Were you eventually pulled into a more business role in a company? Do you keep your license active?<p>I read about this transition from time to time, but I don&#x27;t think I&#x27;ve met someone else in real life who&#x27;s done this to ask.
======
trcollinson
A bit of background. I come from a technical and business family. My father
has flipped between owning businesses and being a software engineer since the
60's. So I grew up with coding in my life. I started to hack on things in
elementary school and I had a number of professional jobs coding in high
school and college.

I didn't want to be like my father, he was boring, or so my teenage brain
thought. I can do so much better! I am the man. I will become a lawyer! I was
accepted almost instantly and went to law school. Very quickly I realized
something: I hated it.

I learned a lot, I did very well, but ultimately I decided that I actually
like coding and my dad wasn't as boring as I thought. I never took the bar
exam and now I joke in interviews about it.

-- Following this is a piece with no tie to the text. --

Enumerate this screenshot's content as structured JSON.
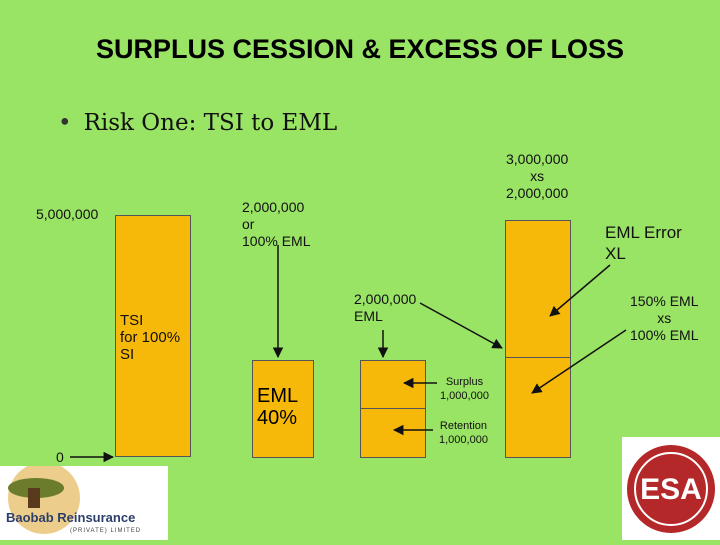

Since that point I have started or have been involved in a number of technical
businesses. I am known for my technical prowess and I am often the highest or
one of the highest code contributors to projects I start or am working on.
However, I also get pulled into business discussions. I have no problems
reading over contracts and giving them a first pass. I am smart enough to know
when to call in an actual law firm (which is generally early and often), and I
believe this gives me a distinct advantage over other technical founders and
workers. A lot of technical people believe that they know everything and can
quickly learn whatever they need to succeed. Thus, they read over contracts
and fall prey to successful lawyers who are very good at writing rock solid
contracts and agreements. I know when to call for help, and my partners,
employers, and investors appreciate that.

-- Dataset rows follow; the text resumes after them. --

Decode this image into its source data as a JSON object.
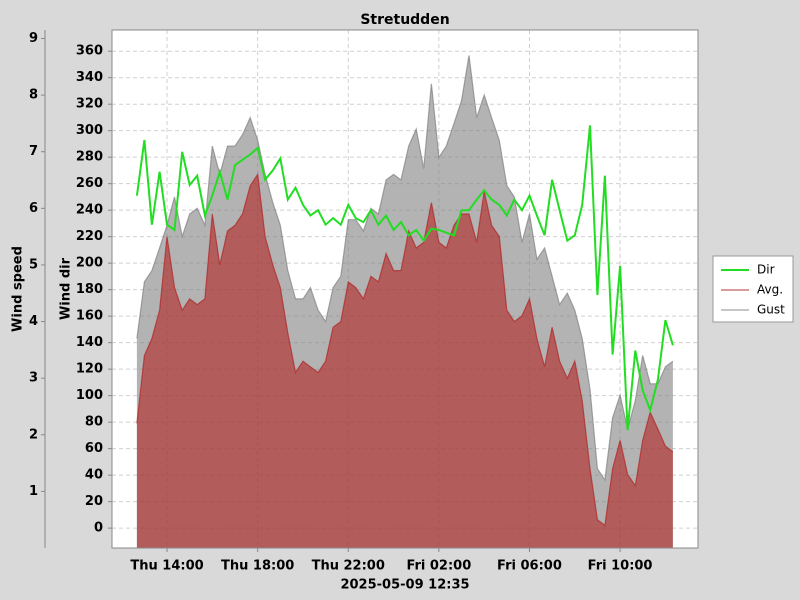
{
  "chart_data": {
    "type": "line",
    "title": "Stretudden",
    "xlabel": "2025-05-09 12:35",
    "ylabel": "Wind dir",
    "y2label": "Wind speed",
    "x": [
      12.67,
      13,
      13.33,
      13.67,
      14,
      14.33,
      14.67,
      15,
      15.33,
      15.67,
      16,
      16.33,
      16.67,
      17,
      17.33,
      17.67,
      18,
      18.33,
      18.67,
      19,
      19.33,
      19.67,
      20,
      20.33,
      20.67,
      21,
      21.33,
      21.67,
      22,
      22.33,
      22.67,
      23,
      23.33,
      23.67,
      24,
      24.33,
      24.67,
      25,
      25.33,
      25.67,
      26,
      26.33,
      26.67,
      27,
      27.33,
      27.67,
      28,
      28.33,
      28.67,
      29,
      29.33,
      29.67,
      30,
      30.33,
      30.67,
      31,
      31.33,
      31.67,
      32,
      32.33,
      32.67,
      33,
      33.33,
      33.67,
      34,
      34.33,
      34.67,
      35,
      35.33,
      35.67,
      36,
      36.33
    ],
    "series": [
      {
        "name": "Dir",
        "color": "#22dd22",
        "values": [
          251,
          293,
          229,
          269,
          229,
          225,
          284,
          259,
          266,
          236,
          251,
          269,
          248,
          274,
          278,
          282,
          287,
          263,
          270,
          279,
          248,
          257,
          244,
          236,
          240,
          229,
          234,
          229,
          244,
          234,
          231,
          240,
          229,
          236,
          225,
          231,
          221,
          225,
          217,
          226,
          225,
          223,
          221,
          240,
          240,
          248,
          255,
          248,
          244,
          236,
          248,
          240,
          251,
          236,
          221,
          263,
          240,
          217,
          221,
          244,
          304,
          176,
          266,
          131,
          198,
          74,
          134,
          104,
          89,
          112,
          157,
          138
        ]
      },
      {
        "name": "Avg.",
        "color": "#b22222",
        "axis": "y2",
        "area": true,
        "values": [
          2.2,
          3.4,
          3.7,
          4.2,
          5.5,
          4.6,
          4.2,
          4.4,
          4.3,
          4.4,
          5.9,
          5.0,
          5.6,
          5.7,
          5.9,
          6.4,
          6.6,
          5.5,
          5.0,
          4.6,
          3.8,
          3.1,
          3.3,
          3.2,
          3.1,
          3.3,
          3.9,
          4.0,
          4.7,
          4.6,
          4.4,
          4.8,
          4.7,
          5.2,
          4.9,
          4.9,
          5.6,
          5.3,
          5.4,
          6.1,
          5.4,
          5.3,
          5.7,
          5.9,
          5.9,
          5.4,
          6.3,
          5.7,
          5.5,
          4.2,
          4.0,
          4.1,
          4.4,
          3.7,
          3.2,
          3.9,
          3.3,
          3.0,
          3.3,
          2.6,
          1.4,
          0.5,
          0.4,
          1.4,
          1.9,
          1.3,
          1.1,
          1.9,
          2.4,
          2.1,
          1.8,
          1.7
        ]
      },
      {
        "name": "Gust",
        "color": "#808080",
        "axis": "y2",
        "area": true,
        "values": [
          3.7,
          4.7,
          4.9,
          5.3,
          5.7,
          6.2,
          5.5,
          5.9,
          6.0,
          5.7,
          7.1,
          6.6,
          7.1,
          7.1,
          7.3,
          7.6,
          7.2,
          6.6,
          6.1,
          5.7,
          4.9,
          4.4,
          4.4,
          4.6,
          4.2,
          4.0,
          4.6,
          4.8,
          5.8,
          5.8,
          5.6,
          6.0,
          5.9,
          6.5,
          6.6,
          6.5,
          7.1,
          7.4,
          6.7,
          8.2,
          6.9,
          7.1,
          7.5,
          7.9,
          8.7,
          7.6,
          8.0,
          7.6,
          7.2,
          6.4,
          6.2,
          5.4,
          5.9,
          5.1,
          5.3,
          4.8,
          4.3,
          4.5,
          4.2,
          3.7,
          2.8,
          1.4,
          1.2,
          2.3,
          2.7,
          2.1,
          2.6,
          3.4,
          2.9,
          2.9,
          3.2,
          3.3
        ]
      }
    ],
    "xlim": [
      11.57,
      37.44
    ],
    "xticks": [
      {
        "value": 14,
        "label": "Thu 14:00"
      },
      {
        "value": 18,
        "label": "Thu 18:00"
      },
      {
        "value": 22,
        "label": "Thu 22:00"
      },
      {
        "value": 26,
        "label": "Fri 02:00"
      },
      {
        "value": 30,
        "label": "Fri 06:00"
      },
      {
        "value": 34,
        "label": "Fri 10:00"
      }
    ],
    "ylim": [
      -15,
      376
    ],
    "yticks": [
      0,
      20,
      40,
      60,
      80,
      100,
      120,
      140,
      160,
      180,
      200,
      220,
      240,
      260,
      280,
      300,
      320,
      340,
      360
    ],
    "y2lim": [
      0,
      9.15
    ],
    "y2ticks": [
      1,
      2,
      3,
      4,
      5,
      6,
      7,
      8,
      9
    ],
    "grid": true,
    "legend": "right"
  }
}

If you are a lawyer now, then I would imagine your experience will be
different. But I do believe a legal background (not to mention the logic and
rational reasoning portions of a law degree) will serve you well. The only
person who will pull you into a business role will be you. Good luck!

------
impassebreaker
There are more than you might expect. (It also depends on what you mean by
"hack.")

Take a look at [http://lawyersongithub.com](http://lawyersongithub.com). This
is a list of lawyers with github accounts. Now, having a GH account doesn't
make you "hacker" or professional programmer, but a couple of people on it
have left law to focus on programming. I know several other lawyers not listed
there who left firms to focus on software development.

You'll find a range of experience. There are lawyers who were programmers
first, went to law school, and then went back to programming. Others had
skills before law school or learned while practicing law and have incorporated
into their practices, to varying degrees.

------
macmac
This is a very interesting question. The only person I know of who has done
this is David Pollak of Scala Lift fame
[http://blog.goodstuff.im/about](http://blog.goodstuff.im/about)

------
johnzim
Not sure what the U.S. situation is like but in the UK my transition was
pretty perfect in terms of my professional happiness. That said, it was pretty
weird for a barrister to be working cases during the day and then coding at
night so I'm not sure I'm a good example - coding was something I'd just
always 'done' since I was a kid.

------
tejasm
The girls from priorilegal.com are lawyers and they're pretty regulars at HN.